Temp | Median | N <= Overall Median | N > Overall Median | Q3 – Q1 | 95% Median CI |
---|---|---|---|---|---|
38 | 19 | 4 | 3 | 4.00 | (17.4667, 22.5333) |
42 | 19 | 3 | 3 | 9.50 | (15.3571, 25.6429) |
46 | 22 | 2 | 4 | 7.25 | (15.7857, 26.5714) |
50 | 18 | 4 | 2 | 4.25 | (14.4286, 20.6429) |
Overall | 19 |
Null hypothesis | H₀: The population medians are all equal |
---|---|
Alternative hypothesis | H₁: The population medians are not all equal |
DF | Chi-Square | P-Value |
---|---|---|
3 | 1.44 | 0.697 |
In these results, the median weights for the four groups are 19.0, 19.0, 22.0, and 18.0. The null hypothesis states that the population medians are all equal. Because the p-value is greater than the significance level of 0.05, you fail to reject the null hypothesis. The differences between the median weights are not statistically significant.
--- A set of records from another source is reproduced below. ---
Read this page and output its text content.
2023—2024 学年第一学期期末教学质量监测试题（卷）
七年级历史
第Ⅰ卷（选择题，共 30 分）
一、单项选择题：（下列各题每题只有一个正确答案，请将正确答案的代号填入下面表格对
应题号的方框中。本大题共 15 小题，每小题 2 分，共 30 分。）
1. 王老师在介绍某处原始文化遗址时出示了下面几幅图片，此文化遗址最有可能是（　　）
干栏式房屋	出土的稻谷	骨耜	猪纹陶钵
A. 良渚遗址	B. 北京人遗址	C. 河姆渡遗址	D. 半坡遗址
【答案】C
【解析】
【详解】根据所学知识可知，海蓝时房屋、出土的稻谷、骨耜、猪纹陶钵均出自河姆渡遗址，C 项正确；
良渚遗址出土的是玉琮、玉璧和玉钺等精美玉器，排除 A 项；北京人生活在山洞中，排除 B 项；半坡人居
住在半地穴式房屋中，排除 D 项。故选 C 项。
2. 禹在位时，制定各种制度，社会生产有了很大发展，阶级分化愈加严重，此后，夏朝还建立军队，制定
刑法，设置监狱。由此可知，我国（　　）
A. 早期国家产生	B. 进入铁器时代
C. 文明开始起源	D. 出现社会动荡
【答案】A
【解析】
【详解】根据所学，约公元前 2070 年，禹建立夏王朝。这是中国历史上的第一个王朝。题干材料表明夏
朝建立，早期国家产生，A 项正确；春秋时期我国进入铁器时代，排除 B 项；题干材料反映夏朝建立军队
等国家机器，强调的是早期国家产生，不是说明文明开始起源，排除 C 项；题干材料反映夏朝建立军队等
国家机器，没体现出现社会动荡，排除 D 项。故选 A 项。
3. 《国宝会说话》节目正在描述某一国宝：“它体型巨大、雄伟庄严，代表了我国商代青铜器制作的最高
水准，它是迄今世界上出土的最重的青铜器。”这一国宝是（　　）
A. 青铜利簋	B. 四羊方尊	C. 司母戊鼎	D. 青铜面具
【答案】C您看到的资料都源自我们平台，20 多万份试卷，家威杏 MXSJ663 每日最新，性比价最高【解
Use the confidence intervals (95% Median CI) to assess the estimate of the population median for each group. The confidence intervals are ranges of values that are likely to contain the population median.
For example, with a 95% confidence level, you can be 95% confident that the confidence interval contains the group median. The confidence interval helps you assess the practical significance of your results. Use your specialized knowledge to determine whether the confidence interval includes values that have practical significance for your situation. If the interval is too wide to be useful, consider increasing your sample size.
Temp | Median | N <= Overall Median | N > Overall Median | Q3 – Q1 | 95% Median CI |
---|---|---|---|---|---|
38 | 19 | 4 | 3 | 4.00 | (17.4667, 22.5333) |
42 | 19 | 3 | 3 | 9.50 | (15.3571, 25.6429) |
46 | 22 | 2 | 4 | 7.25 | (15.7857, 26.5714) |
50 | 18 | 4 | 2 | 4.25 | (14.4286, 20.6429) |
Overall | 19 |
The intervals show that a temperature of 38 has a median of 19.0 and the confidence interval extends from approximately 17.5 to 22.5.